Louise se recula, avalant sa salive. L’avait-elle remué à ce point ? Il était si habituellement stoïque !
Edouard Felix prit place sur le banc et son visage avait déjà repris son flegme.
— Je suis navrée si les apparences… si les sentiments de Mademoiselle d’Haubersart ont été contrariés. J’ignorais être une source de souffrance pour elle. Comme vous l’avez dit, mon esprit est malheureusement… différent de celui d’autres personnes. Je comprends tout ce qu’il y a à savoir sur le corps humain et sur son fonctionnement, mais en ce qui concerne leur âme et leur cœur, beaucoup de choses m’échappent. Je suis comme… amputé de cette faculté. Ressentir ce que les autres ressentent, cela m’est tout à fait difficile. Je me souviens cependant de la discussion dont vous parlez. Isaure, si je peux l’appeler ainsi en votre présence, venait effectivement de recevoir cette lettre. Elle apprenait le décès de son père et réalisait qu’elle devait partir au plus tôt. Elle était en larmes et j’ignorais totalement quoi faire, je pensais vous appeler, mais elle m’a retenue par le bras.
« — N’êtes vous point contrarié de me voir quitter l’armée ? m’a-t-elle questionné, les yeux mouillés de larmes.

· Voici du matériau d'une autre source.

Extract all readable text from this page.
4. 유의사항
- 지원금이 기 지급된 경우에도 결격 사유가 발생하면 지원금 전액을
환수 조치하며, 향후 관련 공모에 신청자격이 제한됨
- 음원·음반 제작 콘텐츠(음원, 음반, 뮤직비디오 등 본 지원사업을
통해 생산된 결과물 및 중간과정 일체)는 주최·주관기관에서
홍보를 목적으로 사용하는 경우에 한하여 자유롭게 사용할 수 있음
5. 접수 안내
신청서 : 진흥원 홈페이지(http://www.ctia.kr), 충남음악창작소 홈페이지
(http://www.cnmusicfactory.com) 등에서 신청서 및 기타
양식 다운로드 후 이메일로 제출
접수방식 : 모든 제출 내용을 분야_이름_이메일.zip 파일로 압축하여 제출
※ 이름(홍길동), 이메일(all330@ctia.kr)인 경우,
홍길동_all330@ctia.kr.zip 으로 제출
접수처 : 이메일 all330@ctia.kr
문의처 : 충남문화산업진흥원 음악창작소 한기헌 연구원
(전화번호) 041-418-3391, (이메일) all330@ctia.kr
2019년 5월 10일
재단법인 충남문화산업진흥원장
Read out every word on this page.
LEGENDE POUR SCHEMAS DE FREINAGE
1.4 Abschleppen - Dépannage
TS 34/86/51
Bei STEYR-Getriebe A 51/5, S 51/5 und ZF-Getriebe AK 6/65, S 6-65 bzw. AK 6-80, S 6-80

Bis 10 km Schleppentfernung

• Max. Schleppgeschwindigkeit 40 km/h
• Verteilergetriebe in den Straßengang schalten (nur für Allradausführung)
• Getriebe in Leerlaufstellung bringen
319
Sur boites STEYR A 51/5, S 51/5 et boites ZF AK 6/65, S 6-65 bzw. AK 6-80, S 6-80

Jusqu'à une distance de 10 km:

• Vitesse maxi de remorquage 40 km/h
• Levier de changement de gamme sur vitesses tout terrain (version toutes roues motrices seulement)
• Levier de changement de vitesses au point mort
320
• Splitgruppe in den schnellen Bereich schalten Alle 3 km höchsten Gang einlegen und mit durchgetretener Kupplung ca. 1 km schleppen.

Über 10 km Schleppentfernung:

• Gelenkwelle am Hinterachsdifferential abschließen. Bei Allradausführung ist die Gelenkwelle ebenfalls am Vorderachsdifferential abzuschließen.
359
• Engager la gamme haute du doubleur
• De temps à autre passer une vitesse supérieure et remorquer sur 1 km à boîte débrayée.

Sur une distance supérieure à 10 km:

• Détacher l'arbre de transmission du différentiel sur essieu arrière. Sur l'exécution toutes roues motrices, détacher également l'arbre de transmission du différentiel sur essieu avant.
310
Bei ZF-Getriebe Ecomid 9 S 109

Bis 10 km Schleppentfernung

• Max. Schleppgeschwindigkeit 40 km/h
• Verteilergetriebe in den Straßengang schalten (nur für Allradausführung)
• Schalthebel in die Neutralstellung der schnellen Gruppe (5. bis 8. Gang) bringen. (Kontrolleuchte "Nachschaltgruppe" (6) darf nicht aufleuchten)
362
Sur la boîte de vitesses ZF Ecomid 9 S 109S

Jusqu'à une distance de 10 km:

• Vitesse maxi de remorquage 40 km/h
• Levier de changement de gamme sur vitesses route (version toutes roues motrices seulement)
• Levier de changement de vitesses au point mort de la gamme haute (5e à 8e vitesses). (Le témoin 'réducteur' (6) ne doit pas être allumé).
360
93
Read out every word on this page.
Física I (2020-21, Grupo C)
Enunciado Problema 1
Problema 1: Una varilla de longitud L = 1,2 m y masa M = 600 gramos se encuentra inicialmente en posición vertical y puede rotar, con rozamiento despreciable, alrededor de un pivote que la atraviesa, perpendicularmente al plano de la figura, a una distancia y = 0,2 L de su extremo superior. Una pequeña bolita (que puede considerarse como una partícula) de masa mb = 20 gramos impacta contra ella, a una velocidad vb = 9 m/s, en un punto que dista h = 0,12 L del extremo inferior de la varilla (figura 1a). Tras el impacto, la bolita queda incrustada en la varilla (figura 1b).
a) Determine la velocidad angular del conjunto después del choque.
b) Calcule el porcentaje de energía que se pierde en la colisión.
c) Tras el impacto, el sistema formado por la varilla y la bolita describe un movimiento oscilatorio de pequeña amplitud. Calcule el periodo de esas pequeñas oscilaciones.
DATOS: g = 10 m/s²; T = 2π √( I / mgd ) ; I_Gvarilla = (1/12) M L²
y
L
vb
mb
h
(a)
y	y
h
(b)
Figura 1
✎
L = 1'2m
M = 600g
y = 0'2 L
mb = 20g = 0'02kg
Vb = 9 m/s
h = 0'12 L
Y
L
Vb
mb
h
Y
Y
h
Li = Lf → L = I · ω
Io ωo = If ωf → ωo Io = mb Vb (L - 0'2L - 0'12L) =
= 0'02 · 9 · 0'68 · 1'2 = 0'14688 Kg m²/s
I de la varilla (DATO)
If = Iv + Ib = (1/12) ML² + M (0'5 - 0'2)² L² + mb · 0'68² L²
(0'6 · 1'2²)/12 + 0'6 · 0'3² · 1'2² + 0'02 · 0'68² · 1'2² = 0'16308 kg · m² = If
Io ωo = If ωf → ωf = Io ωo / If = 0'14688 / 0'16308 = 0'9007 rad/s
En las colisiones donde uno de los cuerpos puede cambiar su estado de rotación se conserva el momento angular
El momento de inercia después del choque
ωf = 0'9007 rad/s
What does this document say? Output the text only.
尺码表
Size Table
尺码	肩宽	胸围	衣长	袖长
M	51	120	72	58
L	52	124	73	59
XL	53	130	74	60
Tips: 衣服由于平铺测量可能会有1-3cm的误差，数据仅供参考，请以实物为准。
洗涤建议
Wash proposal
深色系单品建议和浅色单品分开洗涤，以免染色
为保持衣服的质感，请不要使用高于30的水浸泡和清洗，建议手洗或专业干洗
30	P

— Hélas, que pouvons-nous y faire ? ai-je répondu, sincèrement désolé. Votre vie vient de changer et de nouvelles responsabilités vous attendent. Vous m’êtes devenue indispensable et je regretterai chaque jour votre présence à mes côtés. Depuis que nous travaillons ensemble, j’ai le sentiment d’être parvenu à surmonter toutes les difficultés dressées sur le champ de bataille.
— Épousez-moi, Docteur Émery, a-t-elle dit, la main posée sur le cœur, tenant toujours la lettre entre ses doigts. Je ne souhaite pas non plus vous quitter ! Mon statut m’impose de me marier. Cela me parait si limpide et évident ! Nous savons déjà tout l’un de l’autre et nous parvenons toujours à nous accorder ! Je sais que votre famille n’y verra point d’objection, votre mère est noble et votre père est également médecin. »
Louise serra les dents, devinant la tournure qu’avait prise leur conversation. Elle écouta la suite :
— J’ai baissé les yeux et j’ai réfléchi un instant à sa proposition. Elle était effectivement logique : l’habileté de Mademoiselle d’Haubersart ainsi que son sang-froid n’avait plus de secret pour moi et nous agissions ensemble avec une grande efficacité… Comme vous avez pu en témoigner à plusieurs reprises. Sa demande ouvrait la porte vers de nouvelles opportunités et je m’imaginais déjà gravissant les échelons de l’hôpital du Gros Caillou avec pareille assistante à mes côtés. Cependant, des détails d’importances me revinrent en mémoire et je lui répondis :
« — Premièrement, vous épousez impliquerait que je doive quitter le front et mettre de côté mes études pour plusieurs mois, afin de nous établir. Or, je soutiens ma thèse au mois d’août de cette année. Deuxièmement, bien que je sois de bonne condition, ni ma fortune ni celle de ma famille ne pourra égaler la vôtre. Vous m’avez dit que le Château de l’Islette était en ruine… Troisièmement, il ne sera pas non plus possible pour moi de vous voir partir sur vos terres alors que votre présence est requise sur le front, à mes côtés. Si nous ne pouvons œuvrer ensemble, notre mariage n’aurait alors plus de sens.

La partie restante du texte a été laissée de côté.